Ratan
Tata is a reticent man. He is 74 and retires this month as chairman after guiding
his group to be the country’s number one, $ 100 billion, in revenues. He commands
respect not only from his 450,000 employees but from the entire global business
community. He is courteous and complains rarely. But earlier this month he spoke
out in anguish. “Government inaction is driving investment away from the
country,” he said, and this was forcing groups like the Tatas to seek opportunities
abroad where you don’t have “a seven or eight year wait to get clearance for a
steel plant.” The finance minister, P. Chidambaram, echoed this
view, reminding us that over 100 mega projects had been stuck for years because
of a lack of approvals. Clearly, this failure of the government is greatly responsible
for bringing India’s economy to its knees.
Not only CEOs but ordinary Indians have been
voicing the same complaint for years. Why should it take 12 years to build a
road or 10 years to get justice in our country? Our public debate is filled
with talk of corruption, about the right to information, of democratic answerability
but almost no one speaks about the need for quick decision making or enhancing
the capacity of our weak, soft, and ‘flailing’ state. No amount of CAG’s
disclosures or ranting about the Lokpal will improve the state’s ability to act
or strengthen our crumbling institutions. Is our obsession with accountability
and transparency making us forget that the state was, in fact, created for
collective action?
Accountability is, of course, important. Over
the past decade, campaigns by activists supported by intellectuals have brought
significant gains, such as the Right to Information Act. The pressure exerted
by Anna Hazare’s movement backed by the media have raised awareness of
corruption in high places and even helped in the arrest of powerful people. We are
rightly proud of these achievements which have strengthened our democracy. But these
laudable steps have not significantly improved services of the state to the
citizen. Cases are still stuck in the courts; roads are built at a snail’s
pace; police will delay registering an FIR unless influence or money is exchanged;
it takes 117 approvals and 7-10 years to build a power plant. The list goes on.
Oddly enough, the push for democratic
accountability may have weakened our already feeble state. The average
official, always faint hearted and timid, is now even more afraid of putting
his pen to paper. This is the other side of our fight against corruption. The
modern democratic state has to balance the ability to deliver services on time with
accountability to the people. Other democracies have also faced this problem of
balance but they have found a way to cope by reforming their institutions. All
institutions, in fact, must aim for a balance between accountability and
action. A company could not survive if the CEO spent the whole day listening to
shareholders.

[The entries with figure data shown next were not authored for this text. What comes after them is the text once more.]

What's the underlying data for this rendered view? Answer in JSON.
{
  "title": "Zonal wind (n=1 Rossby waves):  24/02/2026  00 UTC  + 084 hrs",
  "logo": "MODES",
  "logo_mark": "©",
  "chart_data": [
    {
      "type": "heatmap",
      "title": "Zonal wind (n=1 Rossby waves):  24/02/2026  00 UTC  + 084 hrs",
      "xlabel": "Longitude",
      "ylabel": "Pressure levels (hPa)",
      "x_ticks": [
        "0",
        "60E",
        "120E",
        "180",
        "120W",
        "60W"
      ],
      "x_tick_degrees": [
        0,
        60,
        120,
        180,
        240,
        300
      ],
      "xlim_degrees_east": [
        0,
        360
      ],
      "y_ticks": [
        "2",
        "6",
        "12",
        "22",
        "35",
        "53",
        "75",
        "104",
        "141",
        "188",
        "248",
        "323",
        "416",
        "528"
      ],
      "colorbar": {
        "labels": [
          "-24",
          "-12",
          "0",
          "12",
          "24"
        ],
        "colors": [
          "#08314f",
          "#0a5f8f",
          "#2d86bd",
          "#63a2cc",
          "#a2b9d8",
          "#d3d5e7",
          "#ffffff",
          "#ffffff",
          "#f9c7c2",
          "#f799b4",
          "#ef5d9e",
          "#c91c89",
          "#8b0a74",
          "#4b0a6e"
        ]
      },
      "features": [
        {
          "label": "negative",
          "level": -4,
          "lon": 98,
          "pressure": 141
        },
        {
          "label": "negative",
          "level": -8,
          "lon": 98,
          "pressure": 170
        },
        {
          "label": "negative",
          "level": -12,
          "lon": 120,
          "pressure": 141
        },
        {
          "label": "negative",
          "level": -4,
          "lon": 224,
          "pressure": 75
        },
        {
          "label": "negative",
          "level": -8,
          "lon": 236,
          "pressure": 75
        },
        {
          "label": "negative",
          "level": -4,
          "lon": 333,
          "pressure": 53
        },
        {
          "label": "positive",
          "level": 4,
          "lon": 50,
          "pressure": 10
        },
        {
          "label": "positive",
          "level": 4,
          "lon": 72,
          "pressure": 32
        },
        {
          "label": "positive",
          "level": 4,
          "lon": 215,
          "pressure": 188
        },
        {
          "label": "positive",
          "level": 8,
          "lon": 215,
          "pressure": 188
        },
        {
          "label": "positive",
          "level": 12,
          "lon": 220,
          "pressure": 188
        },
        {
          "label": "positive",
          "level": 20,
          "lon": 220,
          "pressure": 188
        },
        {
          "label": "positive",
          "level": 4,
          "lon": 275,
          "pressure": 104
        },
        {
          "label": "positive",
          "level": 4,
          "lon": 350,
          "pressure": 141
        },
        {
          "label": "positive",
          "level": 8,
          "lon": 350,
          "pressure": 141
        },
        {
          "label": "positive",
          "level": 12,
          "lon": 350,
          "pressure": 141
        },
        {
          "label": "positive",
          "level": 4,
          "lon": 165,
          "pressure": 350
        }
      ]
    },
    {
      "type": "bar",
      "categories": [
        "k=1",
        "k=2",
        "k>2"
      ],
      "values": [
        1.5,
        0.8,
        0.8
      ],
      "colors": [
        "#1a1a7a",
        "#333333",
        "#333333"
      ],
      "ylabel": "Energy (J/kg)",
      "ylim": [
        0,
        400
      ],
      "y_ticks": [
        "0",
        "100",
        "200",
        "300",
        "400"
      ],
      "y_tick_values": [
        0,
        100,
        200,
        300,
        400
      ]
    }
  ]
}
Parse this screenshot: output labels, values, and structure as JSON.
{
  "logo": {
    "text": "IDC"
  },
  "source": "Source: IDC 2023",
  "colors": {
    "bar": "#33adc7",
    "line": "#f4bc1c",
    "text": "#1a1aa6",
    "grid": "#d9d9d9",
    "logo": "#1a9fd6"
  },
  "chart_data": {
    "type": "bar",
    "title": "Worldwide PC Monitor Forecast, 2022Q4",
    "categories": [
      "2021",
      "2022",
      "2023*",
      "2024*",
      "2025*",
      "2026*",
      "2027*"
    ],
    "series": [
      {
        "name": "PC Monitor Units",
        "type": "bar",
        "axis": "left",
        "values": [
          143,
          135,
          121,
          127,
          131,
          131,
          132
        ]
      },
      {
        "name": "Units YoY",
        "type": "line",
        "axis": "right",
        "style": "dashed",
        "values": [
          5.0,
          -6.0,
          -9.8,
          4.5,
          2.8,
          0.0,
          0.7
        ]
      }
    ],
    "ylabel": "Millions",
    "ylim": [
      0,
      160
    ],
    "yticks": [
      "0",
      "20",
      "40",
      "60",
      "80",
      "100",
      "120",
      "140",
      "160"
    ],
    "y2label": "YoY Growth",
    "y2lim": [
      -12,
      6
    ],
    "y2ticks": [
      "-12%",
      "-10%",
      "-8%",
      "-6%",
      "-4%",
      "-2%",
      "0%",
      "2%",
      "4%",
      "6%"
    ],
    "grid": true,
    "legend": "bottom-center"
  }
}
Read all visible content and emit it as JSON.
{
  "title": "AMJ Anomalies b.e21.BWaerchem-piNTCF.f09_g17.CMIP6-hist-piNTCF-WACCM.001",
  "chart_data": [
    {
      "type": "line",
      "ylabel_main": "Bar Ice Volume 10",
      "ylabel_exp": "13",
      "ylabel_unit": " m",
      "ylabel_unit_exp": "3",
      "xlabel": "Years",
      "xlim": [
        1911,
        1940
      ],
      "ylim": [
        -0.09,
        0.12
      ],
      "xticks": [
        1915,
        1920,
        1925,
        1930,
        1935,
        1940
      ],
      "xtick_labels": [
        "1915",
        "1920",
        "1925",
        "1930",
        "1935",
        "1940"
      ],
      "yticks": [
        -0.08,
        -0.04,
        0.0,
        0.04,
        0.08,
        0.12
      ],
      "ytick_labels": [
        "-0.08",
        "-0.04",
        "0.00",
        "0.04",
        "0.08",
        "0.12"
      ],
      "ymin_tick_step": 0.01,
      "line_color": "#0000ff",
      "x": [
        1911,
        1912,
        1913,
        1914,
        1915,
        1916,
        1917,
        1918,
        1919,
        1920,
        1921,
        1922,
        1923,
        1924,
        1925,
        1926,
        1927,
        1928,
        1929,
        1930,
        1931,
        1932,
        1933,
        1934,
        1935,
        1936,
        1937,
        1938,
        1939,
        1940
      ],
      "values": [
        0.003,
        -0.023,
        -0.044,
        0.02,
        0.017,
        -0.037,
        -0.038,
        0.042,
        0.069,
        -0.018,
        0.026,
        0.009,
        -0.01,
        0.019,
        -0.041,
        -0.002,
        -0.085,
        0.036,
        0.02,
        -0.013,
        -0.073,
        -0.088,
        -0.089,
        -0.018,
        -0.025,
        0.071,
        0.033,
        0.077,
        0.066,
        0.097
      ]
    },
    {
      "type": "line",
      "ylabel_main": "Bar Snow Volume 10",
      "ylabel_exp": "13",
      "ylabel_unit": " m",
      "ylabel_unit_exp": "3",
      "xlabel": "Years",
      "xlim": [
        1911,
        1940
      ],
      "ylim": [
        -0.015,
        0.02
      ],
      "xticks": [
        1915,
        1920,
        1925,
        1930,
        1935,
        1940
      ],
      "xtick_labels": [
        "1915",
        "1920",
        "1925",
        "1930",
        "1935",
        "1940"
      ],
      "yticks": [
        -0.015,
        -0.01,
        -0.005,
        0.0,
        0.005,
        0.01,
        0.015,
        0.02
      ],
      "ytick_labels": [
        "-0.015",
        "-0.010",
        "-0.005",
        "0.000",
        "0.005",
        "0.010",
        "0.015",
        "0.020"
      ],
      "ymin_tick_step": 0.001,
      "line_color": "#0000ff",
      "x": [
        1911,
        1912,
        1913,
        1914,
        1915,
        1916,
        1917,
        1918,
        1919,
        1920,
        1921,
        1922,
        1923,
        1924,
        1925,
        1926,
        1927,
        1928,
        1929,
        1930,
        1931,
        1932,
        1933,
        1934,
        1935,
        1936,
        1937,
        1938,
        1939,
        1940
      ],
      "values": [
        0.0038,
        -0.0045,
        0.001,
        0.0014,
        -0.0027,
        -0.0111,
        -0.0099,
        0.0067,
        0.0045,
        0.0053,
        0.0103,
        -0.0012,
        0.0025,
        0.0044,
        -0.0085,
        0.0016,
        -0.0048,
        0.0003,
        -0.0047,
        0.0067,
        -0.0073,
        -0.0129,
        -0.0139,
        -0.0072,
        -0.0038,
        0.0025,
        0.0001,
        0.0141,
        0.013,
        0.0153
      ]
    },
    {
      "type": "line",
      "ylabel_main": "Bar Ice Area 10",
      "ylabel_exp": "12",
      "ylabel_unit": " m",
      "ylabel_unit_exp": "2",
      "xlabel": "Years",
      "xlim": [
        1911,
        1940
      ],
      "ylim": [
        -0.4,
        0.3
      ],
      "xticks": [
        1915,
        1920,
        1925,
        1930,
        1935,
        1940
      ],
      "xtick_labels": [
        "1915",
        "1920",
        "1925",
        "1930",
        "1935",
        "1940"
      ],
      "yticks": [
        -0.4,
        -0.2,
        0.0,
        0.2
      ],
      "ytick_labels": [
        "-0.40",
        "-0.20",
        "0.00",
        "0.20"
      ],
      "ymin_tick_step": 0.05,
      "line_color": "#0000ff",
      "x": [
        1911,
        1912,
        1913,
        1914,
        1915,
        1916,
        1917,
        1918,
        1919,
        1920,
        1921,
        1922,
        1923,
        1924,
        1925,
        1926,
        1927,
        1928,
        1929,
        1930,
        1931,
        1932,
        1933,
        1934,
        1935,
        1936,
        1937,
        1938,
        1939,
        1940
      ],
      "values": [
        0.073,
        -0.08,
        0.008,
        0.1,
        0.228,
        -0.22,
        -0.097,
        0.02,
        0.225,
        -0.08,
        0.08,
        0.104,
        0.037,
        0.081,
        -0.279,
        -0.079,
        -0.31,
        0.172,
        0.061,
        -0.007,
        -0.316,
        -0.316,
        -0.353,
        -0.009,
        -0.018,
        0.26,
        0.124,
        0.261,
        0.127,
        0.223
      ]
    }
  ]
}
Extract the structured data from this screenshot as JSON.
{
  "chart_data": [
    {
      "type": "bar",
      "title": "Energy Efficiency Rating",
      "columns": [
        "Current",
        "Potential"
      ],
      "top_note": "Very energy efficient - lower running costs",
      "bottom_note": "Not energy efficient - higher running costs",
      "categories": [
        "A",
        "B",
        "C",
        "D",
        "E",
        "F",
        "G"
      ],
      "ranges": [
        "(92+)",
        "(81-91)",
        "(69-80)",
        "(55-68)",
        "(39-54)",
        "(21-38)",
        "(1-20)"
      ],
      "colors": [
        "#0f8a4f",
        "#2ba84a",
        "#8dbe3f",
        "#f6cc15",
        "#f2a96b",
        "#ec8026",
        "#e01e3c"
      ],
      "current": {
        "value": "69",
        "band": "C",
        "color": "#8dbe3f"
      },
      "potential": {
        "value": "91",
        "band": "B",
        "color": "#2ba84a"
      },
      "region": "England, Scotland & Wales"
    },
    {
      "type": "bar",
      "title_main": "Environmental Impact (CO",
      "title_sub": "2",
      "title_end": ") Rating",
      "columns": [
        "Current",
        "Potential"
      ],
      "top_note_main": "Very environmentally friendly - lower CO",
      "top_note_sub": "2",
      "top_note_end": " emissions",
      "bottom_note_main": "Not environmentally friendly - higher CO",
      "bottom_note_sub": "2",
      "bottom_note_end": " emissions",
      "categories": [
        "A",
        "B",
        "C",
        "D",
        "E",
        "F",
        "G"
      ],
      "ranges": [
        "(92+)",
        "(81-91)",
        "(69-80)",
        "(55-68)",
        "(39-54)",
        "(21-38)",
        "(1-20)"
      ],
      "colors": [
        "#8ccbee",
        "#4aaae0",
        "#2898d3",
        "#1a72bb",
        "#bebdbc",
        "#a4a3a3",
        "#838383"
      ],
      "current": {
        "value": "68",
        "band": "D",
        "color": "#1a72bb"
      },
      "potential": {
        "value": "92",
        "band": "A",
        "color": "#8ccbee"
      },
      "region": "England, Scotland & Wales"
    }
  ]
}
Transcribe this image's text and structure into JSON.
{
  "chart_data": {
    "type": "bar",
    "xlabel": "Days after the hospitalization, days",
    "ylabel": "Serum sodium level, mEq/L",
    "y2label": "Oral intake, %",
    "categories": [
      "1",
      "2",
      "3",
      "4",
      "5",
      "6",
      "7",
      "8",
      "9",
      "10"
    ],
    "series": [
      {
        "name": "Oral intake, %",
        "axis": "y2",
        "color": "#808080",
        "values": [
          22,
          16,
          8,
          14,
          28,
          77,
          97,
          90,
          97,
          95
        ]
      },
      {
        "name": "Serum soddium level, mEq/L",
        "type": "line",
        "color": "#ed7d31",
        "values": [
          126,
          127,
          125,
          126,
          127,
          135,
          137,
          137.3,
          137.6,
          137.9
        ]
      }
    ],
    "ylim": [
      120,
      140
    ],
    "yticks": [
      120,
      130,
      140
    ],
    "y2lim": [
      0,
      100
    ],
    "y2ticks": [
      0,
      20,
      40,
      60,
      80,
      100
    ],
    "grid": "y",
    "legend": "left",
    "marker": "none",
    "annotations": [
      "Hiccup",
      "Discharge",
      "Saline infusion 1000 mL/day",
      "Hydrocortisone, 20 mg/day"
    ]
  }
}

A school would not be effective if its principal spent his time only
listening to parents. Already scorned as a “nation of talkers and not doers”,
India needs to shift its focus to action.
There is a great deal to be hopeful about India’s
future. It is stable, open, and amazingly tolerant. Its economic reforms have
put it on a promising path of rapid growth. It is breeding outstanding
companies which are more innovative than most in Asia. Its middle class is
growing rapidly and its poor will benefit from a more effective welfare system
based on cash transfers. But India’s soft underbelly is a soft, weak state,
whose institutions of governance—the bureaucracy, the judiciary and the
police--are in desperate need of reform. This is one of the reasons why its
economy has hit a wall as it approaches the $ 2 trillion GDP mark.